Bu çevrelerin ellerinden gelen her şeyi yapmaya çalışacağını ancak kendilerinin hukuk devleti anlayışı içerisinde hareket ederek tedbirler aldıklarını ifade eden Yılmaz, şunları söyledi:
"Gerek polisimiz, gerek jandarmamız, gerekse de silahlı kuvvetlerimiz talep olması halinde seçim güvenliğine ilişkin her türlü tedbirleri almıştır. Bir yıkılış, bir yürüyüş öğretir derler. Kobani olayları Türk güvenlik güçlerinin toplumsal olaylara karşı müdahaledeki etkinliğini veya hangi noktalarda zaaf olduğunu veya hangi noktalarda ne tedbir alınması gerektiğini ortaya çıkaran en önemli olaylardan birisi oldu. Dolayısıyla bundan sonra gerek paralel devlet yapılanması, gerekse PKK bağlantılı örgütlerin, gerekse diğer hukuka aykırı örgütlerin seçim sürecinde bu süreci engellemek için yapacakları her müdahale ve çalışma güvenlik güçlerimizin müdahalesiyle karşılaşacaktır. Gücümüzü hukuktan, kanundan alıyoruz."
-TSK'daki paralel yapılanma iddiaları
Paralel Yapı'nın, son MGK toplantısında alınan kararla "Kırmızı Kitap"ta "legal görünümlü illegal yapı" olarak tanımlandığı belirtilerek, "Paralel Yapı'nın, devlet içerisinden temizlenmesiyle ilgili bir takım çalışmalar yapıldı. TSK'da bu konuda yürütülen çalışmalar hakkında bilgi verir misiniz? Bu kapsamda Yüksek Disiplin Kurulu tarafından ihraç edilen asker oldu mu?" soruları üzerine, Yılmaz, şunları kaydetti:
"Silahlı Kuvvetler milli bir ordu.
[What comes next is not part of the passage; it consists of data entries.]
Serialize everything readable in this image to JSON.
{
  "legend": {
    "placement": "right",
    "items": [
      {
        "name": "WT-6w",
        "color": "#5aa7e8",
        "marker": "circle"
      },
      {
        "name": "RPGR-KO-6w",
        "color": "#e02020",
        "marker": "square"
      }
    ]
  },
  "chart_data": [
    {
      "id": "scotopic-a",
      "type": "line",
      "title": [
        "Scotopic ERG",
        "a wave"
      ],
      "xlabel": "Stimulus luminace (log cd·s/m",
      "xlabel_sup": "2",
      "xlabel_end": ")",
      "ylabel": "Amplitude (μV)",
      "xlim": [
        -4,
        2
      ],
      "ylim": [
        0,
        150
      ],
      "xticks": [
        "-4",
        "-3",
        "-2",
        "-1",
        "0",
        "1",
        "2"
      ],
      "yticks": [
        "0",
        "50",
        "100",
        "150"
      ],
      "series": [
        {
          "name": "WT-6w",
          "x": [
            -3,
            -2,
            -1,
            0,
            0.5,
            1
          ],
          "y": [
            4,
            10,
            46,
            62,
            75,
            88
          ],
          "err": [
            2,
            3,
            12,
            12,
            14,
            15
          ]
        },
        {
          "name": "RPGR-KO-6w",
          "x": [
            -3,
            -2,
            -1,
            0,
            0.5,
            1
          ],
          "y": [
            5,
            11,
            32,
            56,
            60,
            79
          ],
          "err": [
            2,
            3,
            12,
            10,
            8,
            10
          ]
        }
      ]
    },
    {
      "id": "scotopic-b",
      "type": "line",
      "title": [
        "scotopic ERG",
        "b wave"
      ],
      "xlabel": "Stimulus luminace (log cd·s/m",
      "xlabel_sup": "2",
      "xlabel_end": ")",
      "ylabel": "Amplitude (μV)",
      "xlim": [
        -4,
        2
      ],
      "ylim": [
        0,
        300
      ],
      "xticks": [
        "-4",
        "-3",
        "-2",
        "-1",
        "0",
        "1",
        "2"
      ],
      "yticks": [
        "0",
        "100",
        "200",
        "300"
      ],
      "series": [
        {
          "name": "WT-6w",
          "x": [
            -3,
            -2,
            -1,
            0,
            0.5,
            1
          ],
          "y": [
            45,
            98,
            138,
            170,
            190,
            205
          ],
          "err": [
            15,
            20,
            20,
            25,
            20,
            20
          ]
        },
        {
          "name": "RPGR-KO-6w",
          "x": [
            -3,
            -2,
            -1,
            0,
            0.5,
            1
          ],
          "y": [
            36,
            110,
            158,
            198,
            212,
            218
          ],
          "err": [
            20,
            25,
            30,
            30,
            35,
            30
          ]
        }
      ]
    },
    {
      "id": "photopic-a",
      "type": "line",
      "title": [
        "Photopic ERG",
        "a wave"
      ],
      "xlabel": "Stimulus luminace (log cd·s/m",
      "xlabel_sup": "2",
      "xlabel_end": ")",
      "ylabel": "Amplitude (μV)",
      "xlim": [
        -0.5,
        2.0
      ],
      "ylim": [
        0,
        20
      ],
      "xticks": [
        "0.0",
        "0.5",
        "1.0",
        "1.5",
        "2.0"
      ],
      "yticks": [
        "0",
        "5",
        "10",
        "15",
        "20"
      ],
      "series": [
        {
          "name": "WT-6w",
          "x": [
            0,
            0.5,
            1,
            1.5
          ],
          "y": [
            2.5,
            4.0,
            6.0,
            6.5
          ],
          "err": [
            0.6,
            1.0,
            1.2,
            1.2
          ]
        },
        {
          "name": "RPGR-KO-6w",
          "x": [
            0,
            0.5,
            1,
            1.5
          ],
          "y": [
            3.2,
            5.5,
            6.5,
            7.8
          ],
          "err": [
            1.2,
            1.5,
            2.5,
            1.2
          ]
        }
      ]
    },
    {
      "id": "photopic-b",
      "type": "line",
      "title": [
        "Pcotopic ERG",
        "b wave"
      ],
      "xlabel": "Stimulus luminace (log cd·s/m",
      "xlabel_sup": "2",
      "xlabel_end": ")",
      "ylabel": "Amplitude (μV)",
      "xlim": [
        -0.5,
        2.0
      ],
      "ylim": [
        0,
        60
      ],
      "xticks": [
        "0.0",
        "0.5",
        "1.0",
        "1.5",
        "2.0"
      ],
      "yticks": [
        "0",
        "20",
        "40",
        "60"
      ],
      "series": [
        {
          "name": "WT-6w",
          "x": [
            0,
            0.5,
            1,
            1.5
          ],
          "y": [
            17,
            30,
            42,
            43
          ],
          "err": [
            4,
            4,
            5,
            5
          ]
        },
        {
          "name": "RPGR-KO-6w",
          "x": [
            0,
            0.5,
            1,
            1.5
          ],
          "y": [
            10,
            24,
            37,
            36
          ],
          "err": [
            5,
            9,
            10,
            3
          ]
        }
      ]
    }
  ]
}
Milli bir ordu olması silahlı kuvvetlerimizin gücünü ve 77 milyonun da bu orduya olan güvenini göstermektedir. Milli ordu vasfını değiştirmemek lazım. Milli ordu vasfı nedir? Kendini hukuk, kanun içerisinde komutanlara bağlı, komutanlardan aldığı talimatı uygulayan yapı olması lazım. Eğer komutanından değil de bir başka yerden talimat alan yapı varsa o zaman milli olma vasfını kaybeder. Bundan dolayı da gerek Milli Güvenlik Siyaset Belgesi'nde yer aldığı şekliyle bir ulusal tehdit olarak değerlendirilen bir yapının milli ordunun içinde yer alması doğru değildir, uygun değildir. Bu, ordumuzun milli ordu vasfını zedeler. Silahlı kuvvetlerimizde bu ana kadar binin üzerinde kişiyle ilgili olarak da ihbar gelmiştir. Bu ihbarlarla ilgili hem idari hem de Genelkurmay Askeri Savcılığı tarafından soruşturmalar başlatılmıştır. Neticelendiğinde elbette gereği yapılacaktır."